At the January 2016 event, VRLA founders Cosmo Scharf and Jonnie Ross delivered keynotes giving updates on the future of VR with a fair amount of humor. Some of the most interesting points came from Cosmo. In 2015 alone VR startups had raised $384M, a mind boggling number considering where VR was only a couple years ago. He also got very extremely excited about the future of VR for 2016 with the pending launches of Facebook’s Oculus Rift, HTC Vive and Sony PlayStation VR headsets. However, Cosmo wisely cautioned that boarding passes for “The Hype Train” are incredibly inexpensive and people need to have realistic expectations for 2016; the world isn’t going to change overnight. These views align with my own writing from last year cautioning people about the very same things.

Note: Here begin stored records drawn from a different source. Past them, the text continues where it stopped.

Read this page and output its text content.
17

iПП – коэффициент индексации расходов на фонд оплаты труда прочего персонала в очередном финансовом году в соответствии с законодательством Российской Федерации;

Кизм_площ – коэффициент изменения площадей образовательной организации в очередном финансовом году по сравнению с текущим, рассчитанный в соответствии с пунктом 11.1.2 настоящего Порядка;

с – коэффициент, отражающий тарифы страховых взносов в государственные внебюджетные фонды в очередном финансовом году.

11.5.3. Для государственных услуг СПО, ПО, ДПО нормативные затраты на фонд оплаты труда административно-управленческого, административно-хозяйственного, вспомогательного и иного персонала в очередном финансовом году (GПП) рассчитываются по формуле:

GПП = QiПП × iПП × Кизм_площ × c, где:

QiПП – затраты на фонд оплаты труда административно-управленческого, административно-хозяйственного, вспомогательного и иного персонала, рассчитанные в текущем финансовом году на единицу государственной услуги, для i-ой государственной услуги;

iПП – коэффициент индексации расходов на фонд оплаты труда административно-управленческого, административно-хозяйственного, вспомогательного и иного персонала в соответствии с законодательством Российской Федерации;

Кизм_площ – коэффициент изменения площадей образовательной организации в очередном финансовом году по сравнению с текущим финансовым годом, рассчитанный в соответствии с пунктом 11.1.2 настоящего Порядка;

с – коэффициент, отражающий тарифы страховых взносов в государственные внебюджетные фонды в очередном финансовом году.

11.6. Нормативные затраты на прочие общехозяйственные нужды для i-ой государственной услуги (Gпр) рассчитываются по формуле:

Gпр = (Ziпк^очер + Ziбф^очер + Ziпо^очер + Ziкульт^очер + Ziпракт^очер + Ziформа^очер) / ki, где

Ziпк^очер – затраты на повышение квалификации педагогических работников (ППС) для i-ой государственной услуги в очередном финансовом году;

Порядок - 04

(Image Source: Anshel Sag)

However, VRLA was still a celebration of VR content and the amazing creations of all the different content creators that have already been made possible by VR. I was able to experience more things than ever before thanks to the growth of this event and VR as a whole. I rode VirZoom’s VR bike, which allows you to be a cowboy in the Wild West and lasso fugitives while pedaling and leaning to gain speed and control direction. I also managed to rock climb with Crytek’s The Climb for Facebook’s Oculus, even though I was forced to do so with an Xbox controller instead of Oculus Touch controllers (which was a disappointing experience). Unfortunately, I squandered my opportunity to see Advanced Micro Devices’s Paranormal Activity VR experience with the HTC Vive, but the line was so long that I had no chance of actually seeing it by the time I got to their booth. The company also had one of their upcoming Radeon Fury X2 graphics cards running in one of the HTC booth’s systems and was able to confirm this with HTC.

I also got a chance to try out climbing Mt. Everest at Nvidia’s booth and got to see their Lightfield Stereoscope that they showed off earlier this year at SIGGRAPH. In addition to that, I skied down a mountain with SilVR Thread who actually has their own VR content pipeline that starts with their own custom camera setups and processing pipelines and ends at whatever VR headset you like. I also got a chance to try out the Subpac tactile bass system which adds bass to VR to make you feel things happening inside VR. I took a glance at some of OTOY’s latest partner content created inside of their Octane engine which is still some of the best quality content I have seen in VR to date. Last but not least, I finally got to play Epic’s Bullet Train demo which is an Oculus Rift and Oculus Touch title that really gets the blood flowing and gives a great idea about the future of FPS games in VR.


(Image Source: Anshel Sag)

I also had a few chance encounters with other attendees of VRLA, which I found almost as valuable as the various talks and exhibitors’ booths. Those included talking with some content creators about their upcoming projects, many of whom have made the transition from just doing regular film and music videos to full-blown VR experiences. It really seems like a lot of people in Hollywood have caught the VR bug and are starting to produce some high quality content. I can’t talk about some of it yet, but it’s clear that quality is really starting to get a lot better. Thanks to events like VRLA, content creators are able to connect with the right people and show off their creations to the public and get feedback about it before they go live.


(Image Source: Anshel Sag)

Overall, VRLA has impresses me as it continues to grow. With the potentially explosive growth for VR in the coming year, it remains to be seen how big the next VRLA will be. But one thing is certain, VR will continue to grow, and VRLA will become an important event for anyone in the technology industry—not just VR.